The original Vercel breach started because a Vercel employee downloaded an app built by a startup called Context AI. Hackers had already compromised Context AI’s systems and used that app to gain access to the employee’s work account — and from there, into Vercel’s internal systems.

But Rauch confirmed the hackers were active “beyond that startup’s compromise.” Context AI posted its own breach disclosure this week, confirming the earlier incident.

Security researchers have pointed to an interesting detail in all of this. A Context AI employee allegedly searched for Roblox game cheats and, in doing so, may have downloaded infostealer malware onto their work machine. That machine then handed hackers exactly what they needed to start pulling on threads.

It’s a reminder that major breaches rarely start with sophisticated attacks. Often, they start with one person, one download, one mistake.

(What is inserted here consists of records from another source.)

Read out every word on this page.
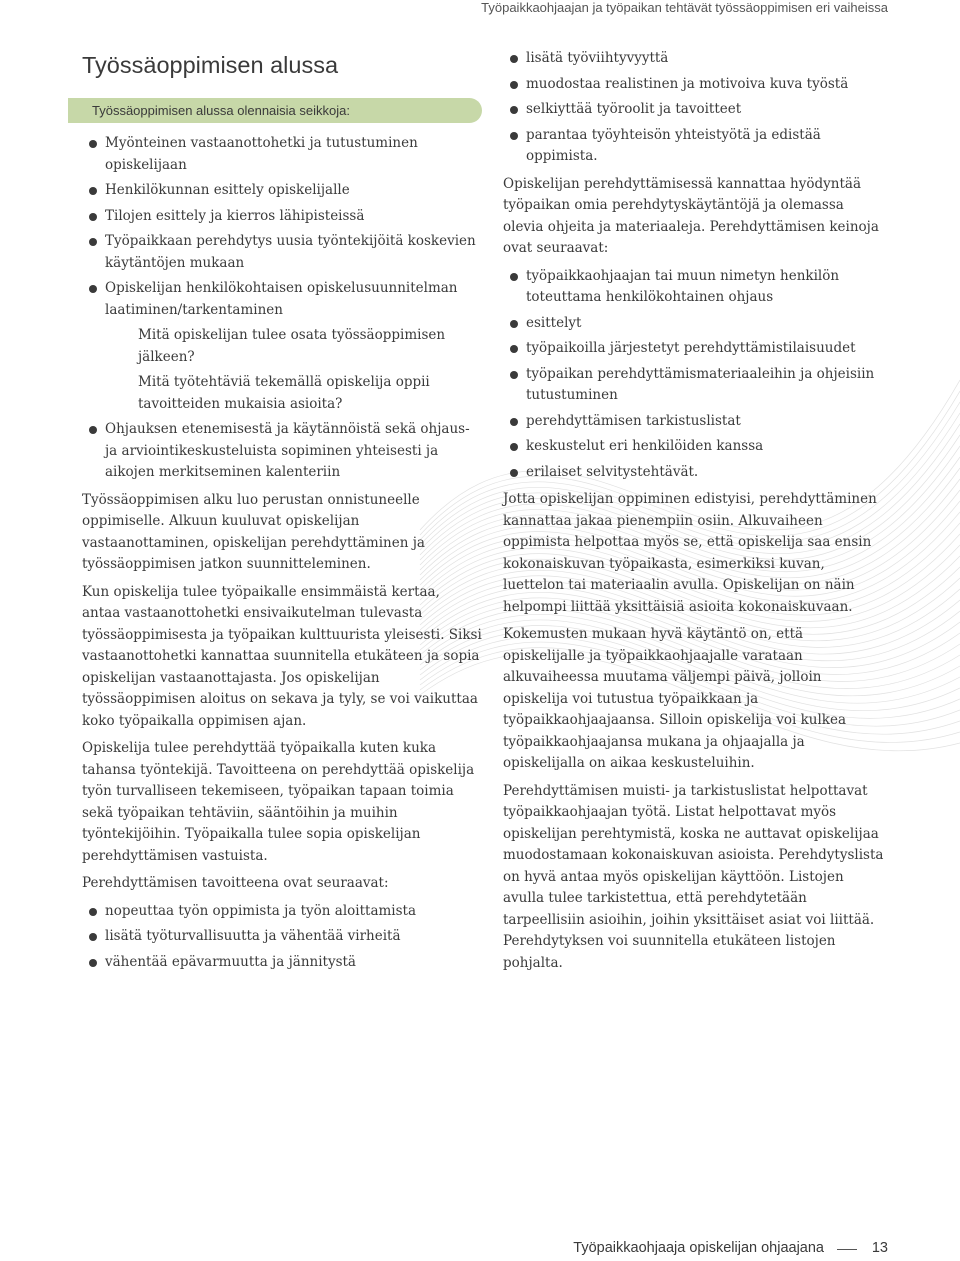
Työpaikkaohjaajan ja työpaikan tehtävät työssäoppimisen eri vaiheissa
Työssäoppimisen alussa
Työssäoppimisen alussa olennaisia seikkoja:
Myönteinen vastaanottohetki ja tutustuminen opiskelijaan
Henkilökunnan esittely opiskelijalle
Tilojen esittely ja kierros lähipisteissä
Työpaikkaan perehdytys uusia työntekijöitä koskevien käytäntöjen mukaan
Opiskelijan henkilökohtaisen opiskelusuunnitelman laatiminen/tarkentaminen
Mitä opiskelijan tulee osata työssäoppimisen jälkeen?
Mitä työtehtäviä tekemällä opiskelija oppii tavoitteiden mukaisia asioita?
Ohjauksen etenemisestä ja käytännöistä sekä ohjaus- ja arviointikeskusteluista sopiminen yhteisesti ja aikojen merkitseminen kalenteriin

Työssäoppimisen alku luo perustan onnistuneelle oppimiselle. Alkuun kuuluvat opiskelijan vastaanottaminen, opiskelijan perehdyttäminen ja työssäoppimisen jatkon suunnitteleminen.

Kun opiskelija tulee työpaikalle ensimmäistä kertaa, antaa vastaanottohetki ensivaikutelman tulevasta työssäoppimisesta ja työpaikan kulttuurista yleisesti. Siksi vastaanottohetki kannattaa suunnitella etukäteen ja sopia opiskelijan vastaanottajasta. Jos opiskelijan työssäoppimisen aloitus on sekava ja tyly, se voi vaikuttaa koko työpaikalla oppimisen ajan.

Opiskelija tulee perehdyttää työpaikalla kuten kuka tahansa työntekijä. Tavoitteena on perehdyttää opiskelija työn turvalliseen tekemiseen, työpaikan tapaan toimia sekä työpaikan tehtäviin, sääntöihin ja muihin työntekijöihin. Työpaikalla tulee sopia opiskelijan perehdyttämisen vastuista.

Perehdyttämisen tavoitteena ovat seuraavat:

nopeuttaa työn oppimista ja työn aloittamista
lisätä työturvallisuutta ja vähentää virheitä
vähentää epävarmuutta ja jännitystä
lisätä työviihtyvyyttä
muodostaa realistinen ja motivoiva kuva työstä
selkiyttää työroolit ja tavoitteet
parantaa työyhteisön yhteistyötä ja edistää oppimista.

Opiskelijan perehdyttämisessä kannattaa hyödyntää työpaikan omia perehdytyskäytäntöjä ja olemassa olevia ohjeita ja materiaaleja. Perehdyttämisen keinoja ovat seuraavat:

työpaikkaohjaajan tai muun nimetyn henkilön toteuttama henkilökohtainen ohjaus
esittelyt
työpaikoilla järjestetyt perehdyttämistilaisuudet
työpaikan perehdyttämismateriaaleihin ja ohjeisiin tutustuminen
perehdyttämisen tarkistuslistat
keskustelut eri henkilöiden kanssa
erilaiset selvitystehtävät.

Jotta opiskelijan oppiminen edistyisi, perehdyttäminen kannattaa jakaa pienempiin osiin. Alkuvaiheen oppimista helpottaa myös se, että opiskelija saa ensin kokonaiskuvan työpaikasta, esimerkiksi kuvan, luettelon tai materiaalin avulla. Opiskelijan on näin helpompi liittää yksittäisiä asioita kokonaiskuvaan.

Kokemusten mukaan hyvä käytäntö on, että opiskelijalle ja työpaikkaohjaajalle varataan alkuvaiheessa muutama väljempi päivä, jolloin opiskelija voi tutustua työpaikkaan ja työpaikkaohjaajaansa. Silloin opiskelija voi kulkea työpaikkaohjaajansa mukana ja ohjaajalla ja opiskelijalla on aikaa keskusteluihin.

Perehdyttämisen muisti- ja tarkistuslistat helpottavat työpaikkaohjaajan työtä. Listat helpottavat myös opiskelijan perehtymistä, koska ne auttavat opiskelijaa muodostamaan kokonaiskuvan asioista. Perehdytyslista on hyvä antaa myös opiskelijan käyttöön. Listojen avulla tulee tarkistettua, että perehdytetään tarpeellisiin asioihin, joihin yksittäiset asiat voi liittää. Perehdytyksen voi suunnitella etukäteen listojen pohjalta.

Työpaikkaohjaaja opiskelijan ohjaajana	13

Unencrypted Customer Credentials Made Things Worse

Infostealer malware stole API keys and session tokens from employee machine

Here’s a detail that deserves more attention. The hijacked Vercel employee account gave hackers access to some internal systems — including customer credentials that were not encrypted.

That’s a serious problem on its own. Storing sensitive credentials without encryption removes a critical layer of protection. Even if an attacker gets in, encrypted credentials are far harder to misuse. Unencrypted ones are essentially ready to use immediately.

Vercel has not fully confirmed how the attackers first broke into its systems, and the company declined to comment beyond what appeared in the official update.

How Big Is This, Exactly?

Vercel breach timeline shows two separate compromise events predating April incident

Nobody knows yet. That’s the honest answer.

Both Vercel and Context AI have signaled that more victims could surface. The hackers appear to have been operating across multiple companies, not just these two. Security researchers and companies are still piecing together the full picture.

It’s also worth noting that TechCrunch reported separately that Delve — a compliance startup accused of faking customer data — performed the security certifications for Context AI. That raises its own set of questions about how much those certifications were actually worth.

For Vercel customers, the safest move right now is to rotate any API keys, access tokens, and credentials connected to your account. Don’t wait for Vercel to tell you whether you were affected. Treat your credentials as potentially exposed and start fresh.

The breach that started with a single app download has grown into something much larger. And based on what we know so far, there may be more surprises ahead.